In an affront to sandwich eaters everywhere, class action lawyers had tried to make off with a bundle of cash—a fee award and payments to class representatives totaling $525,000—by claiming that Subway’s advertised “footlong” sandwiches sometimes fell slightly short of 12 inches. No one disputed the fact that the actual weight of the dough and the amount of ingredients were uniform for each sandwich. As many sandwich connoisseurs have no doubt noticed, some hunks of dough bake to shorter, different shapes of bread than others.
Even the named plaintiffs in the lawsuit conceded that slight differences in bread length wouldn’t stand in the way of their future Subway sandwich purchases.

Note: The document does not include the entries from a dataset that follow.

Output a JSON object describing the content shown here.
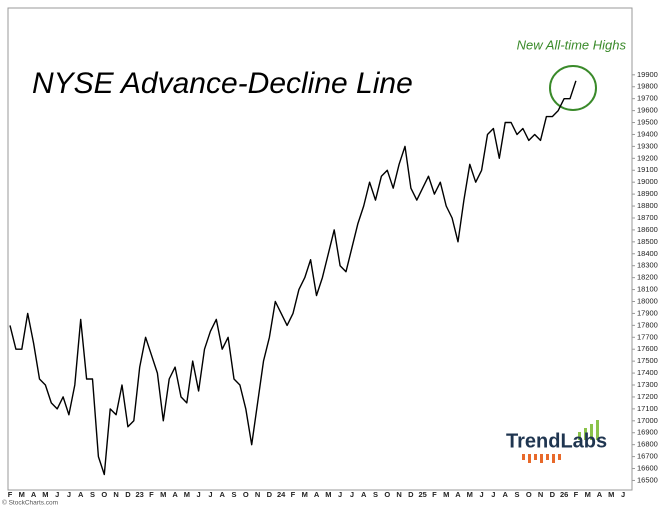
{
  "chart_data": {
    "type": "line",
    "title": "NYSE Advance-Decline Line",
    "annotation": "New All-time Highs",
    "logo": "TrendLabs",
    "credit": "© StockCharts.com",
    "categories": [
      "F",
      null,
      "M",
      null,
      "A",
      null,
      "M",
      null,
      "J",
      null,
      "J",
      null,
      "A",
      null,
      "S",
      null,
      "O",
      null,
      "N",
      null,
      "D",
      null,
      "23",
      null,
      "F",
      null,
      "M",
      null,
      "A",
      null,
      "M",
      null,
      "J",
      null,
      "J",
      null,
      "A",
      null,
      "S",
      null,
      "O",
      null,
      "N",
      null,
      "D",
      null,
      "24",
      null,
      "F",
      null,
      "M",
      null,
      "A",
      null,
      "M",
      null,
      "J",
      null,
      "J",
      null,
      "A",
      null,
      "S",
      null,
      "O",
      null,
      "N",
      null,
      "D",
      null,
      "25",
      null,
      "F",
      null,
      "M",
      null,
      "A",
      null,
      "M",
      null,
      "J",
      null,
      "J",
      null,
      "A",
      null,
      "S",
      null,
      "O",
      null,
      "N",
      null,
      "D",
      null,
      "26",
      null,
      "F",
      null,
      "M",
      null,
      "A",
      null,
      "M",
      null,
      "J",
      null
    ],
    "series": [
      {
        "color": "#000000",
        "values": [
          17800,
          17600,
          17600,
          17900,
          17650,
          17350,
          17300,
          17150,
          17100,
          17200,
          17050,
          17300,
          17850,
          17350,
          17350,
          16700,
          16550,
          17100,
          17050,
          17300,
          16950,
          17000,
          17450,
          17700,
          17550,
          17400,
          17000,
          17350,
          17450,
          17200,
          17150,
          17500,
          17250,
          17600,
          17750,
          17850,
          17600,
          17700,
          17350,
          17300,
          17100,
          16800,
          17150,
          17500,
          17700,
          18000,
          17900,
          17800,
          17900,
          18100,
          18200,
          18350,
          18050,
          18200,
          18400,
          18600,
          18300,
          18250,
          18450,
          18650,
          18800,
          19000,
          18850,
          19050,
          19100,
          18950,
          19150,
          19300,
          18950,
          18850,
          18950,
          19050,
          18900,
          19000,
          18800,
          18700,
          18500,
          18850,
          19150,
          19000,
          19100,
          19400,
          19450,
          19200,
          19500,
          19500,
          19400,
          19450,
          19350,
          19400,
          19350,
          19550,
          19550,
          19600,
          19700,
          19700,
          19850,
          null,
          null,
          null,
          null,
          null,
          null,
          null,
          null,
          null
        ]
      }
    ],
    "ylim": [
      16420,
      20460
    ],
    "yticks": [
      16500,
      16600,
      16700,
      16800,
      16900,
      17000,
      17100,
      17200,
      17300,
      17400,
      17500,
      17600,
      17700,
      17800,
      17900,
      18000,
      18100,
      18200,
      18300,
      18400,
      18500,
      18600,
      18700,
      18800,
      18900,
      19000,
      19100,
      19200,
      19300,
      19400,
      19500,
      19600,
      19700,
      19800,
      19900
    ],
    "annotation_color": "#3a8a2a"
  }
}
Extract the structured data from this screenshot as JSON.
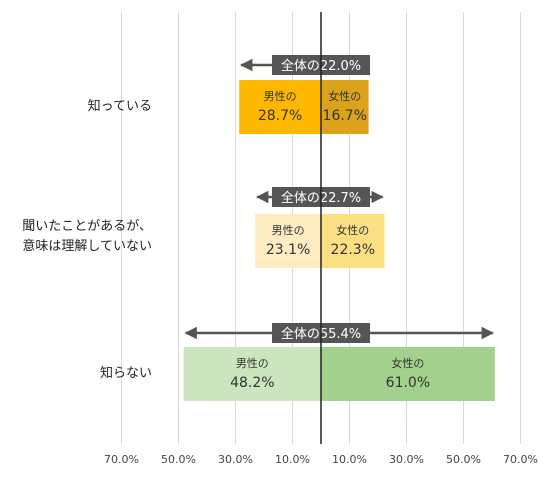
{
  "chart_data": {
    "type": "bar",
    "orientation": "horizontal-diverging",
    "categories": [
      "知っている",
      "聞いたことがあるが、\n意味は理解していない",
      "知らない"
    ],
    "series": [
      {
        "name": "男性の",
        "direction": "left",
        "values": [
          28.7,
          23.1,
          48.2
        ],
        "colors": [
          "#FFB800",
          "#FDEBC2",
          "#CDE5BE"
        ]
      },
      {
        "name": "女性の",
        "direction": "right",
        "values": [
          16.7,
          22.3,
          61.0
        ],
        "colors": [
          "#DDA21C",
          "#FCDF83",
          "#A2D08D"
        ]
      }
    ],
    "totals": {
      "label_prefix": "全体の",
      "values": [
        22.0,
        22.7,
        55.4
      ]
    },
    "value_suffix": "%",
    "x_tick_labels": [
      "70.0%",
      "50.0%",
      "30.0%",
      "10.0%",
      "10.0%",
      "30.0%",
      "50.0%",
      "70.0%"
    ],
    "x_ticks_signed": [
      -70,
      -50,
      -30,
      -10,
      10,
      30,
      50,
      70
    ],
    "xlim": [
      -80,
      80
    ],
    "grid": true,
    "legend": "none"
  }
}
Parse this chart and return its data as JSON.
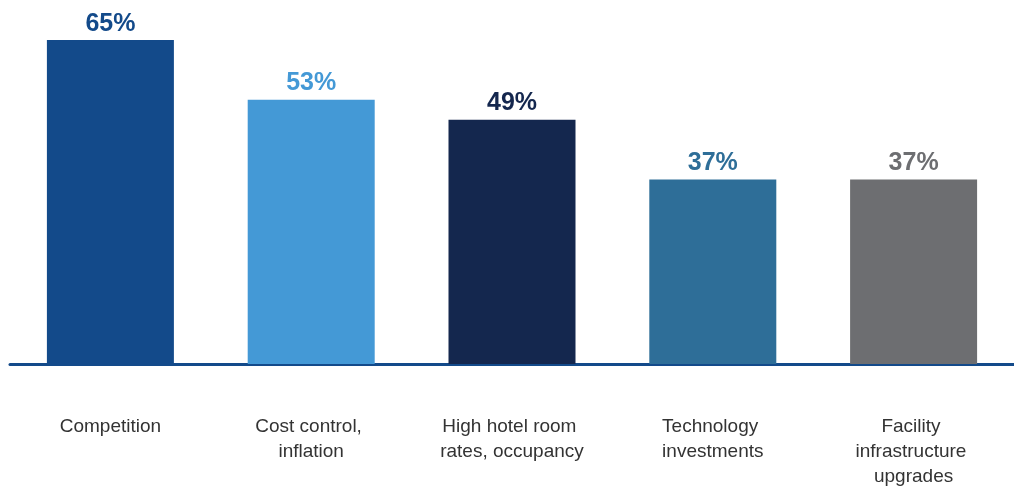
{
  "chart_data": {
    "type": "bar",
    "categories": [
      "Competition",
      "Cost control, inflation",
      "High hotel room rates, occupancy",
      "Technology investments",
      "Facility infrastructure upgrades"
    ],
    "values": [
      65,
      53,
      49,
      37,
      37
    ],
    "value_labels": [
      "65%",
      "53%",
      "49%",
      "37%",
      "37%"
    ],
    "colors": [
      "#134a8a",
      "#4499d6",
      "#14274e",
      "#2e6e98",
      "#6d6e71"
    ]
  }
}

But the other problem with the nonsensical lawsuit was that the vast majority of actual class members (Subway customers) got nothing—not so much as an extra pickle. Prior to the litigation, Subway had already taken steps to monitor minor disparities in the length of its bread rolls during baking.
Though plaintiffs’ lawyers initially got court approval for the aforementioned half a million dollars, Competitive Enterprise Institute senior attorney and Subway sandwich customer Ted Frank stepped in to challenge that unjust settlement deal.
Starting in 2015, the court challenge took a while. But, finally, the first serving of good news came on August 25, 2017, when the Seventh Circuit Court of Appeals rejected the lawyer-enriching settlement deal. “By rejecting this class action settlement, the Seventh Circuit recognized it as part of the ‘racket’ plaintiffs’ attorneys use to extract fees for themselves while providing class members with nothing,” Frank said in response to the consumer win.
The second serving of good news came in late October 2017, when, in the wake of that court ruling, the plaintiffs in the case decided not to continue to pursue the claims. Thus ends the saga of the too-short Subway sandwich lawsuit. Now, sandwich eaters nationwide can relish their National Sandwich Day deals in peace.